Time Series – Understanding Autocorrelation of Discrete Time Series

autocorrelationcategorical datacorrelationpearson-rtime series

I am currently planning on calculating the autocorrelation for various lags given a time series. However, my elements of the time series are "discrete" and abstract classes; i.e., no integers.

For example, my series could look like:

class A, class B, class A, class A …

Of course I could now say that class A = 1 and class B = 2 and then use the common Pearson correlation way for determining the autocorrelation. However, this seems to be problematic to me, because the value of the number does not express anything.

Is there some way around this?

Best Answer

With nominal categories, the concept of autocorrelation can be a little tricky, but there are ways to measure the tendency of values from the different categories to occur together.

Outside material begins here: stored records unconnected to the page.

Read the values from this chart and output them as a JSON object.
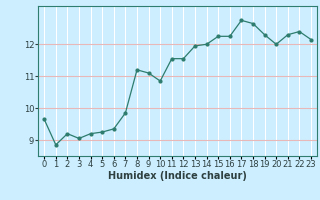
{
  "x": [
    0,
    1,
    2,
    3,
    4,
    5,
    6,
    7,
    8,
    9,
    10,
    11,
    12,
    13,
    14,
    15,
    16,
    17,
    18,
    19,
    20,
    21,
    22,
    23
  ],
  "y": [
    9.65,
    8.85,
    9.2,
    9.05,
    9.2,
    9.25,
    9.35,
    9.85,
    11.2,
    11.1,
    10.85,
    11.55,
    11.55,
    11.95,
    12.0,
    12.25,
    12.25,
    12.75,
    12.65,
    12.3,
    12.0,
    12.3,
    12.4,
    12.15
  ],
  "line_color": "#2e7d6e",
  "marker": "o",
  "marker_size": 2,
  "bg_color": "#cceeff",
  "grid_color_x": "#ffffff",
  "grid_color_y": "#e8b8b8",
  "xlabel": "Humidex (Indice chaleur)",
  "xlabel_fontsize": 7,
  "ylim": [
    8.5,
    13.2
  ],
  "xlim": [
    -0.5,
    23.5
  ],
  "yticks": [
    9,
    10,
    11,
    12
  ],
  "xticks": [
    0,
    1,
    2,
    3,
    4,
    5,
    6,
    7,
    8,
    9,
    10,
    11,
    12,
    13,
    14,
    15,
    16,
    17,
    18,
    19,
    20,
    21,
    22,
    23
  ],
  "tick_fontsize": 6,
  "spine_color": "#2e7d6e",
  "text_color": "#2e4040"
}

If we consider observations from classes A and B, it's relatively easy to calculated a tendency of values in a class to 'clump together' (a kind of positive association) or avoid each other (a kind of negative association) in comparison to a pure independent identically distributed sequence.

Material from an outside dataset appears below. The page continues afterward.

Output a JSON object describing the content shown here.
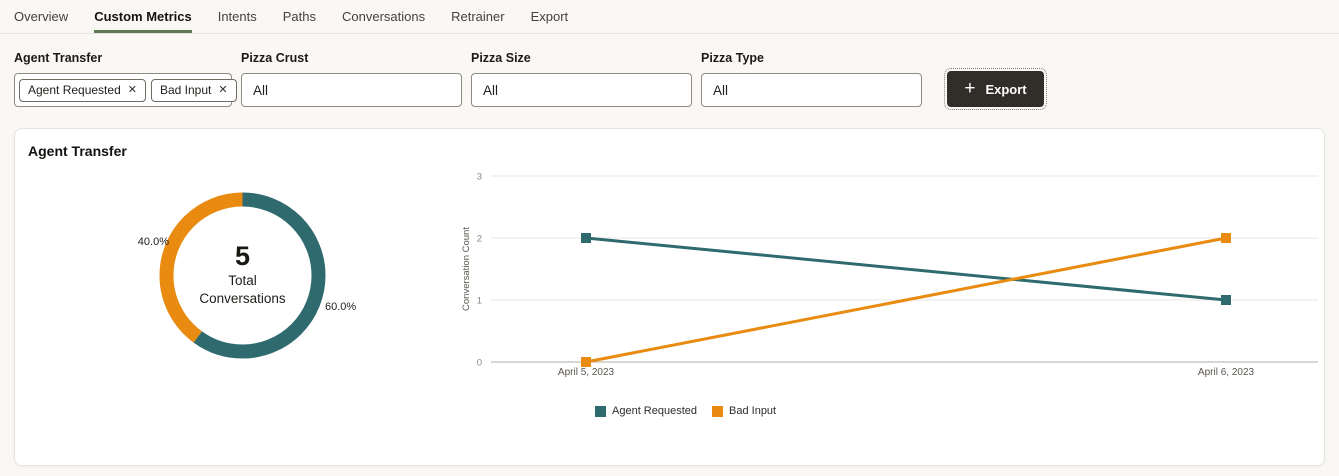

One approach might be to consider a statistic based on the total number of runs - that is, adapt the statistic from a Wald-Wolfowitz* runs test, perhaps by standardizing the number of runs (yielding a Z-score). However, you may want to "flip the sign" so that positive Z implies positive association.

Alternatively we might try to convert the number of runs to some correlation measure, but the difficulty is that if the least possible number of runs maps to $\rho=1$ and the largest possible number of runs maps to $\rho=-1$, and complete independence maps to $\rho=0$, the correlation must in general be some nonlinear function of the number of runs.


With more than two categories, the idea of using the number of runs can be extended, either

i) by constructing something more akin to a chi-square statistic (a sum of terms like $\left(\frac{R_i-E(R_i)}{S_i}\right)^2$, where $S_i$ is adjusted for the fact that the numerators are dependent); or

ii) by simply basing a statistic off the total number of runs. The distribution of the total number of runs is discussed in

Barton, D.E. and F.N. David (1957),
"Multiple Runs,"
Biometrika, Vol. 44, No. 1/2 (Jun.), pp. 168-178

and so for example, an asymptotic normal approximation is given (top p171), with formulas for the mean and variance of the number of runs also in the paper.

The approach in (i) has the disadvantage that low values indicate lack of serial dependence, and high values indicate either clumping of like terms or self-avoidance (anti-clumping); if that's a problem, the approach in (ii) may be preferable.


If we consider only two categories, of course, we can treat it as binary and compute a Pearson (auto)correlation.

This is effectively a Phi coefficient.


* The Wald-Wolfowitz runs test was not invented by Wald and Wolfowitz, but that's how it often goes.